Com música estendida num amplo espectro de visões estéticas, William Parker reafirma a sua condição de criador puro, comprometido apenas com a extensão dos limites da expressão e da arte, afirmando-lhe a cada passo a sua dimensão humana, traduzindo em cada nota o peso das suas próprias experiências. Será difícil escutarem este ano música mais transparentemente honesta do que esta.

Caixa disponível na Jazz Messengers Lisboa



[Vários Artistas] Outlines / Anma Records/Cognitiva Records

O programa estético é exposto logo na contracapa: “Um livro aberto, uma narração que olha para o futuro, mas pensa no passado. Sons, culturas e cores unidas numa linha comum…” E isso significa a congregação num mesmo projecto dos talentos de Future Jazz Ensemble & XL regular, Quiroga & 291out, Slowaxx, Domenico Sanna & Gio Iacovelli feat. Shalka Mani, Veezo & F2F Project, Aura Safari, Karmasound & Footnote, Footshooter, Contours & Werkha e, finalmente, Roy Vision – os nomes por trás das 10 faixas aqui apresentadas.
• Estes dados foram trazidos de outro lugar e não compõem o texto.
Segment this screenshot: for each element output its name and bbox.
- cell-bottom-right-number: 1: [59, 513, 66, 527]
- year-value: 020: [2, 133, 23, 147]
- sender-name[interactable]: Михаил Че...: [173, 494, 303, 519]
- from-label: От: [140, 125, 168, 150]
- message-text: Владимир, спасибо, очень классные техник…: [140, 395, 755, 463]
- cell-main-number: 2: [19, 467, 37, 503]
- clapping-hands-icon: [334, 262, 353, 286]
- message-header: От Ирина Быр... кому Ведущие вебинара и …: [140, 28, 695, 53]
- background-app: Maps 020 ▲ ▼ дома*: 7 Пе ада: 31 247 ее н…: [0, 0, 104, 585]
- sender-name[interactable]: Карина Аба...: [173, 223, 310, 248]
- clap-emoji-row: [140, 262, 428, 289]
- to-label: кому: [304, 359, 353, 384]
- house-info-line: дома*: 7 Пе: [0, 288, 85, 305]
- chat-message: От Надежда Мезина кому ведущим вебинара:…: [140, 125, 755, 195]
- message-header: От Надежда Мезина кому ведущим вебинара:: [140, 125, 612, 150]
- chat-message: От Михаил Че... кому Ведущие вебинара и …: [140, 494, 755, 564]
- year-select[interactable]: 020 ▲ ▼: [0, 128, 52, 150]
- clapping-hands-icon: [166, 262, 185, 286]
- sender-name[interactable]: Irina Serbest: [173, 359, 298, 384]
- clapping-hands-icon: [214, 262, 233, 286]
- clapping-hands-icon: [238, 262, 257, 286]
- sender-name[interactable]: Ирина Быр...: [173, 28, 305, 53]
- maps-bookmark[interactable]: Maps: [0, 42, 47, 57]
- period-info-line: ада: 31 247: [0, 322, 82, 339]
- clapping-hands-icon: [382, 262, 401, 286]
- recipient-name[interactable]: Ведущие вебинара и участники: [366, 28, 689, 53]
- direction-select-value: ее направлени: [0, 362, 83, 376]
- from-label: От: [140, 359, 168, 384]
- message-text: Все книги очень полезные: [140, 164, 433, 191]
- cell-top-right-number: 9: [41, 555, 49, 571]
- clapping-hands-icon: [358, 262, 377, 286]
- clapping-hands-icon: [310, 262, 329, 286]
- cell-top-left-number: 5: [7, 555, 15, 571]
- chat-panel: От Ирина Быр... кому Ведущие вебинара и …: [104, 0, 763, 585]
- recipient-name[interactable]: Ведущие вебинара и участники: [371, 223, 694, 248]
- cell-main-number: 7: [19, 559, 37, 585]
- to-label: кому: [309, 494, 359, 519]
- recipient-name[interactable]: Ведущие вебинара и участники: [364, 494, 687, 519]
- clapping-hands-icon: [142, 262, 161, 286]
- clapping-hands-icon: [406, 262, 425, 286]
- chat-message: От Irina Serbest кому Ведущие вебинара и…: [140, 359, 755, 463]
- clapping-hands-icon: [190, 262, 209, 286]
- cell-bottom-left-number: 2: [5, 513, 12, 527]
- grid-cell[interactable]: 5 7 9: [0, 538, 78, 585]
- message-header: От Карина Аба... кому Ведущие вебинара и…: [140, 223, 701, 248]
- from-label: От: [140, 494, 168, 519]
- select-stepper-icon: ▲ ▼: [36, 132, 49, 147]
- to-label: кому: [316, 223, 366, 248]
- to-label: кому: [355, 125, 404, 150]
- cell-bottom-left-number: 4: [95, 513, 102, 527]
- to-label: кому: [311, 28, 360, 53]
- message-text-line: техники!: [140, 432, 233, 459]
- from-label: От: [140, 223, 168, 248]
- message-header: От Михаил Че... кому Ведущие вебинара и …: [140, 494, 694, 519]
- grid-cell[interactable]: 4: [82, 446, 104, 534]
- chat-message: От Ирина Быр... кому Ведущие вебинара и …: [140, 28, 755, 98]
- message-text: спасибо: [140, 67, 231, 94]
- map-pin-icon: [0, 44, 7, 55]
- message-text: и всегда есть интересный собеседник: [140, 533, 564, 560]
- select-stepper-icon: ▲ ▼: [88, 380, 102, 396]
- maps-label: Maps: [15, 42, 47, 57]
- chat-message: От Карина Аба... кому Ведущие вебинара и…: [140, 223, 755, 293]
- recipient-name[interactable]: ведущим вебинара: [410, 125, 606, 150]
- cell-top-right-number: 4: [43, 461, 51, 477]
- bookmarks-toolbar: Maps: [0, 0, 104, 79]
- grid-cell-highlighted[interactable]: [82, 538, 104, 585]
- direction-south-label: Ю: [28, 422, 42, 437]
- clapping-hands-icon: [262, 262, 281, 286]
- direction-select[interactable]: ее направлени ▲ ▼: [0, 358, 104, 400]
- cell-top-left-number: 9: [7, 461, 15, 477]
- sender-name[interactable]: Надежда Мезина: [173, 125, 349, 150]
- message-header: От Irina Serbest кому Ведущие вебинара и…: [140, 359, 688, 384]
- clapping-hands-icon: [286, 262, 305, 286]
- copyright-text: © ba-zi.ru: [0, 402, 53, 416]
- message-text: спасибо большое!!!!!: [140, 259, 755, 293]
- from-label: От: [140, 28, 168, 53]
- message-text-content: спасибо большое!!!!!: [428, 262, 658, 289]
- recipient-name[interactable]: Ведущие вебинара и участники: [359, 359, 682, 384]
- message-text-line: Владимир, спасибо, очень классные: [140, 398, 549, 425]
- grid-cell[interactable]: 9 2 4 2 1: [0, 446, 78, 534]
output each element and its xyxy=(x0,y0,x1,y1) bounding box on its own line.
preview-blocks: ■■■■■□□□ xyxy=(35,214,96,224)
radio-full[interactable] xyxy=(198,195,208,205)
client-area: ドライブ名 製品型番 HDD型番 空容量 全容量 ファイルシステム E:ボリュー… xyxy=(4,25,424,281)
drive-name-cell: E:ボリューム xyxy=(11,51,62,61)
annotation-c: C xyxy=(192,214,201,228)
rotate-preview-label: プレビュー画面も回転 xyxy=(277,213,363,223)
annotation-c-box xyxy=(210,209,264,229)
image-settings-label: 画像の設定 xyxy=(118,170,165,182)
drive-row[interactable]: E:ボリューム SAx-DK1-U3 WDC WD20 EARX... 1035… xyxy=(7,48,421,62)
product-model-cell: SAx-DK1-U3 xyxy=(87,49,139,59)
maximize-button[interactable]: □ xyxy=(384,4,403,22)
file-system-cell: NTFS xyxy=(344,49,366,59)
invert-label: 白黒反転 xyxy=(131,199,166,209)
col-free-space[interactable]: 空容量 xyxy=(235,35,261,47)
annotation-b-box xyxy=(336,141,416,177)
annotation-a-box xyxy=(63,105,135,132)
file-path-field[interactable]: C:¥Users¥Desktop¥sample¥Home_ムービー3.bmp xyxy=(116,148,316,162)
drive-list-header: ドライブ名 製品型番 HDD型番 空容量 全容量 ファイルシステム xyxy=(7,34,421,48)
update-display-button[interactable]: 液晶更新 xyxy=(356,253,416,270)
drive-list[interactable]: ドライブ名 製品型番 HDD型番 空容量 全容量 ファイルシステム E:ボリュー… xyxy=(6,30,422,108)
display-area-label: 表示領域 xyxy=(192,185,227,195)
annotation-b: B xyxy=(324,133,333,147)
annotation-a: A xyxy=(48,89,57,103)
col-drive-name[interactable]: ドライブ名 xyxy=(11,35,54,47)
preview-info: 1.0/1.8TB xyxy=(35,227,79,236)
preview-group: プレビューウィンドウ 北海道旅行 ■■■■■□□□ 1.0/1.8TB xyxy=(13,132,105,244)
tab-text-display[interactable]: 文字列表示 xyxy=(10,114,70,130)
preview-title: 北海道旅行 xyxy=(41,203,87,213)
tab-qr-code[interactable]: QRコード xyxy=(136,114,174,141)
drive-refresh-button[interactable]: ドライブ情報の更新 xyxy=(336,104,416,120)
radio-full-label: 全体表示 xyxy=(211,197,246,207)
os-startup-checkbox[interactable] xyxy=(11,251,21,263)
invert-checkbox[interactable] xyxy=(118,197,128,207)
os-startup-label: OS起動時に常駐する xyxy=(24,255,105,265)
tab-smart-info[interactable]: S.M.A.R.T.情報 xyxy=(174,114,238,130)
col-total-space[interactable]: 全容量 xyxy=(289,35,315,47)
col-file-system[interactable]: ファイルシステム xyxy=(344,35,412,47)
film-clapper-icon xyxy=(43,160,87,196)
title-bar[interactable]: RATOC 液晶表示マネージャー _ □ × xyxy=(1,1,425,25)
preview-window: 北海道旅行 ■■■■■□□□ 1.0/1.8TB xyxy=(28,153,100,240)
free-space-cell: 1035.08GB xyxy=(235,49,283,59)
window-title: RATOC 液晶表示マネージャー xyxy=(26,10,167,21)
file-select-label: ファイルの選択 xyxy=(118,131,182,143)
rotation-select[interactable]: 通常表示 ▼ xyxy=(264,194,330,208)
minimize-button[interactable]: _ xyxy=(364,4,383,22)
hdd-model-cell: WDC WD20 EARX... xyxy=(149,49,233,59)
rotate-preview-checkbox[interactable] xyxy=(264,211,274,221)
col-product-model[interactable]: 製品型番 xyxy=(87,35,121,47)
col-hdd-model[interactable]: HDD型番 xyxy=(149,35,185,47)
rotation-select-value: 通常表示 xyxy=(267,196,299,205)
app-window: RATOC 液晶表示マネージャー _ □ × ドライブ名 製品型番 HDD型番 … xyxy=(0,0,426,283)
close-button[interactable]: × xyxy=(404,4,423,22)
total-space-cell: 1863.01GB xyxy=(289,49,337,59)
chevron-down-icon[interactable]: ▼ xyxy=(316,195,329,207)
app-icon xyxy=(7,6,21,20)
Musicalmente, Outlines propõe uma intensa viagem pelos territórios em que a electrónica e o jazz se cruzam, com declinações modernas do espírito fusionista do género que admitem derivas por terrenos limítrofes, recorrendo a pulsares que vão do afrobeat (Domenico Sanna & Gio Iacovelli feat. Shalka Mani) ao breakbeat musculado (Aura Safari), garage de tendência quebrada(Footshooter) ou house puro (Roy Vision). Muito talento italiano num álbum em que apesar da dispersão de nomes convocados se sente uma coerente unidade de propósito: esta é, definitivamente, música apontada aos clubes do futuro (as pistas não tardarão a reabrir…), mas plenamente informada por um estudo atento do passado, aquele que se estende entre as estratégias de imaginação do amanhã espacial do Herbie Hancock da segunda metade dos aos 70 à sofisticação pós-techno do Kirk Degiorgio dos anos 90 e início deste milénio. Synths sabedoramente combinados com secções de sopros, beats programados, baixos orgânicos, e uma atmosfera sempre luxuriante expressa em arranjos que procuram espessura orquestral e funcionalidade rítmica de uma só penada. Que o equilíbrio entre tais objectivos tão distintos seja plenamente alcançado é um atestado ao elevado grau de imaginação aqui posto em evidência.